If you're redirecting between the www and non-www forms of the same domain, it's often the case that one certificate will cover both (using the "subject alternative name" mechanism). For example, I have a site with a certificate from RapidSSL, and when you ask them for a certificate securing www.example.com they automatically issue it with a SAN for the plain example.com form included. I have a single Apache HTTPD with two name-based virtual host definitions on the same IP address pointing to the same certificate.

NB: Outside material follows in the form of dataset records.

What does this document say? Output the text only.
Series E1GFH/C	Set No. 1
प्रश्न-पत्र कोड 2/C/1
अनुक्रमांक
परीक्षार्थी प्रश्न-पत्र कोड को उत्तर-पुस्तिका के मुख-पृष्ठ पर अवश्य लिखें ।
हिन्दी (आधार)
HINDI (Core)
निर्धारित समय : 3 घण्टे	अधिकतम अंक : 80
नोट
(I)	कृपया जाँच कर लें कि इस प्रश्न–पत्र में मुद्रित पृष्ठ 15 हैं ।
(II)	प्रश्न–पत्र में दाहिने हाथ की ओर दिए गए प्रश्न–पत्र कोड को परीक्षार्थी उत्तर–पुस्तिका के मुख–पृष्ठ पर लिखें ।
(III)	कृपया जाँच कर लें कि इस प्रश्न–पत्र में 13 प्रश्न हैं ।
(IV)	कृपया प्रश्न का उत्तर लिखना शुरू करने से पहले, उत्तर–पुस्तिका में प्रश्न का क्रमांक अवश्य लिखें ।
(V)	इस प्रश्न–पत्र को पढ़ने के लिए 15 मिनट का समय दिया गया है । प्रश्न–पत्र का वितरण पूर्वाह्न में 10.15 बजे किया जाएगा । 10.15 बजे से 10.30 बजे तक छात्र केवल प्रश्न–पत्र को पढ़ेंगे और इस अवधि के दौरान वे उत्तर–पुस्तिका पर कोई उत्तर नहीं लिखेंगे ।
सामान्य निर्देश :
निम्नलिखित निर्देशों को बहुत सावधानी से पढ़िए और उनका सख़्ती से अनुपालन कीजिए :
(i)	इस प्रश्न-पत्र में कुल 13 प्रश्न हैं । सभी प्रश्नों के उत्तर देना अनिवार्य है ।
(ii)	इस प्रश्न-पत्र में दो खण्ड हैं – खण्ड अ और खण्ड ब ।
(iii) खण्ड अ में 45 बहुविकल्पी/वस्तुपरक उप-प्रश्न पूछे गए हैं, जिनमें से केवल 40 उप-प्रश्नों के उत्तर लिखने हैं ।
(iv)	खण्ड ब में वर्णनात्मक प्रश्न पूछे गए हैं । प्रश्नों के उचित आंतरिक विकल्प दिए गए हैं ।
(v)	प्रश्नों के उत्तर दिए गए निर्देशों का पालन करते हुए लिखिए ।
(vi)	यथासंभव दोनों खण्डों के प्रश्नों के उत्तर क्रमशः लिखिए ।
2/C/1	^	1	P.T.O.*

Redirecting https://server.com to https://www.server.com in apache

I am trying to write a redirect in apache for URL of pattern:
https://server.com to https://www.server.com
without much success
Reason for rediect: My SSL certificate is on www.server.com, so I want the users to go on the correct site (and see secure icon).
Problem: The problem is that when I try to open https://server.com the browser gives me incorrect certificate error and none of my RewriteRule gets executed till I ignore the incorrect certificate problem.
How do I redirect in this case?
You can't do this with one certificate. The reason is that the web server needs to do the ssl handshake before it does the redirect, so you'll always have the problem with invalid certificate.
You really have only one option to do this - cover both, www and no www with a certificate and redirect. This can be done several ways, either get a certificate with multiple domain names called a SAN certificate, or get two certificates, one for www and one without. However, in the second case, you would need two web servers with different ip's to accomplish your task.
An alternate approach, one that use myself, is not to worry about it. Instruct users to go to regular http website and do the redirection yourself when SSL Cconnection is needed. This is what amazon.com does actually. They want you to browse http and they redirect you to SSL only when you buy something. Their certificate is also only valid for www, just go to https://amazon.com and you'll see their certificate is invalid without www

One SSL certificate for each subdomain and root redirection

I am setting up a secure website with two subdomains:
https://www.domain.com
https://xxx.domain.com
I have acquired two SSL certificates, one for each of the subdomains (standard installation using nginx). I have also set up the root https://domain.com to simply redirect to https://www.domain.com.
Most of the time, this setup works fine. However, for some browsers (notably IE8 and Android), when accessing https://xxx.domain.com I get a certificate error, where the browser shows the certificate info for https://www.domain.com.
I suspect these browsers fetch the certificate from the root domain which then redirects to https://www.domain.com and hence the mismatch problem.
Can anyone advice on how to deal with this situation? Is buying a wildcard certificate the sole solution?
Thanks
If you're using the same IP address for both, then yes, some sort of multiple name cert is the only practical solution at this point. Alternatively, if you run the xxx site on a different IP address, things should be okay.
This shouldn't be an issue for just IE and Android, though. I'm not sure what's up with that.
(Hmmm ... maybe this should be on serverfault).